I was digging, digging, digging. Digging for all my life was worth. His dying body lay beside me as I dug, though the company was rather heartbreaking. No. It was more than just heartbreaking, but I couldn't find a better word, I had to keep digging. I had already dug past the ice and snow, and was now struggling through the rock-like earth. My fingers were worn raw, all of them bleeding, but the ice acted like novacaine, and I couldn't feel the pain through the numbness. I had no way of locating a shovel in this godforsaken corner of the earth, and so I had to use the resources given to me. My fingernails.
Only the stars above me were there to watch me work, their millions of eyes glittering curiously. He was there too, of course, but his eyes were not on me, they were shut tight, waiting for this nightmare to end. His quick, shallow breathing acted like a tune to keep me going faster. He spoke not a word, just breathed, desperately clinging to life. This continued on for hours, the frigid wind whipping at our skin.

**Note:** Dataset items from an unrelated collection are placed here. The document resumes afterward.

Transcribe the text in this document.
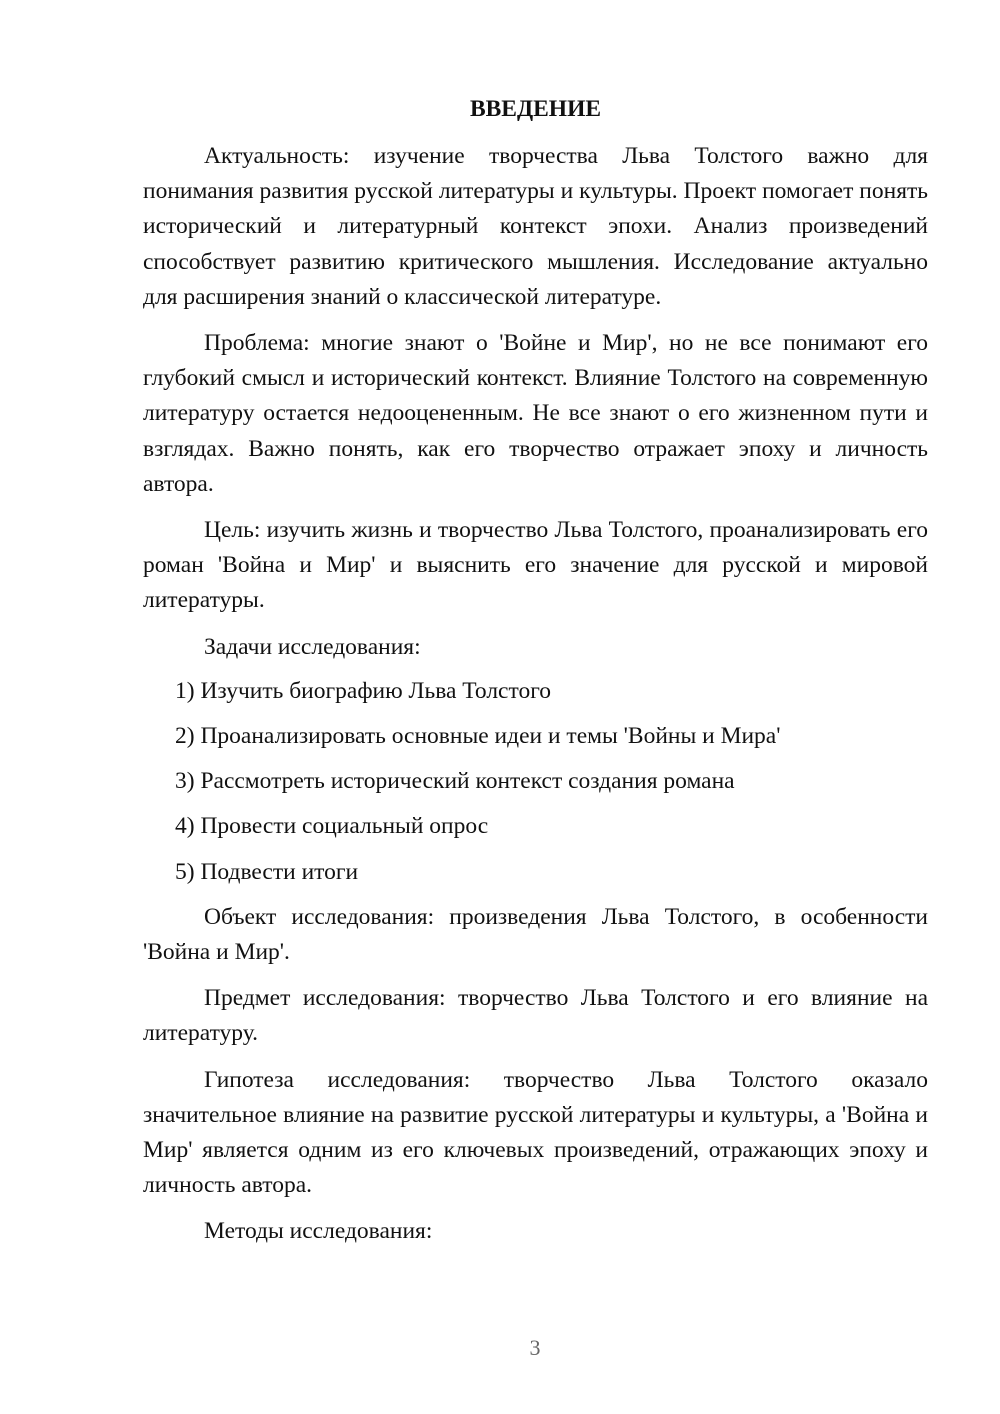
ВВЕДЕНИЕ

Актуальность: изучение творчества Льва Толстого важно для понимания развития русской литературы и культуры. Проект помогает понять исторический и литературный контекст эпохи. Анализ произведений способствует развитию критического мышления. Исследование актуально для расширения знаний о классической литературе.

Проблема: многие знают о 'Войне и Мир', но не все понимают его глубокий смысл и исторический контекст. Влияние Толстого на современную литературу остается недооцененным. Не все знают о его жизненном пути и взглядах. Важно понять, как его творчество отражает эпоху и личность автора.

Цель: изучить жизнь и творчество Льва Толстого, проанализировать его роман 'Война и Мир' и выяснить его значение для русской и мировой литературы.

Задачи исследования:

1) Изучить биографию Льва Толстого
2) Проанализировать основные идеи и темы 'Войны и Мира'
3) Рассмотреть исторический контекст создания романа
4) Провести социальный опрос
5) Подвести итоги

Объект исследования: произведения Льва Толстого, в особенности 'Война и Мир'.

Предмет исследования: творчество Льва Толстого и его влияние на литературу.

Гипотеза исследования: творчество Льва Толстого оказало значительное влияние на развитие русской литературы и культуры, а 'Война и Мир' является одним из его ключевых произведений, отражающих эпоху и личность автора.

Методы исследования:

3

Finally I had dug a hole big enough to be satisfactory for what I was burying, and tossed it in. What exactly I tossed in that hole should be of no concern to you, or anyone in the world really. This item had no reason of showing itself to the world again, and I could only hope that it stayed buried there until the ends of time. Franticly I started covering up the hole, kicking in the ice and dirt, my fingers had had enough. I could almost see the bone on their tattered and bleeding tips.
That being finished, I knelt down beside the dying form, gently brushing the hair out of his pallid face. He looked as if he was going to say something, but he was far too cold to work his lips properly. My breathing was almost as quick as his was, I was close to panicking. I knew not how to save his life, but there was no way I could simply allow him to die. I had to find someone to help him. I had to.
In a decision that was the only real choice I had, I shoved my tired and bleeding arms beneath him, and attempted to lift him from the ice-covered ground. He was heavy, and under normal circumstances there would be no way I could do it, but I was desperate and terrified, and I drew all the strength I could muster from those primal emotions.
Having lifted him, I stumbled a few paces, the wind whipped open my remaining wing. I heard a sharp snapping noise break though the rushing scream of the wind, and I knew that the singed remains of my wing had broken. I just couldn't feel it. The cold had me numbed in its icy claws. At this point I didn't care. Looking down, I could see nothing but eternal blackness, and a flurry of snow churning angrily into it. The edge of a cliff.
Andre's broken body had gone limp in my arms. His ragged panting increased. He was dying. I had to save him. My eyes turned once again to the colossal gorge, when a sudden impulse hit me. I sucked in what very well could be my last breath. I let my legs become as leaden as the dying man in my arms, and toppled over the edge.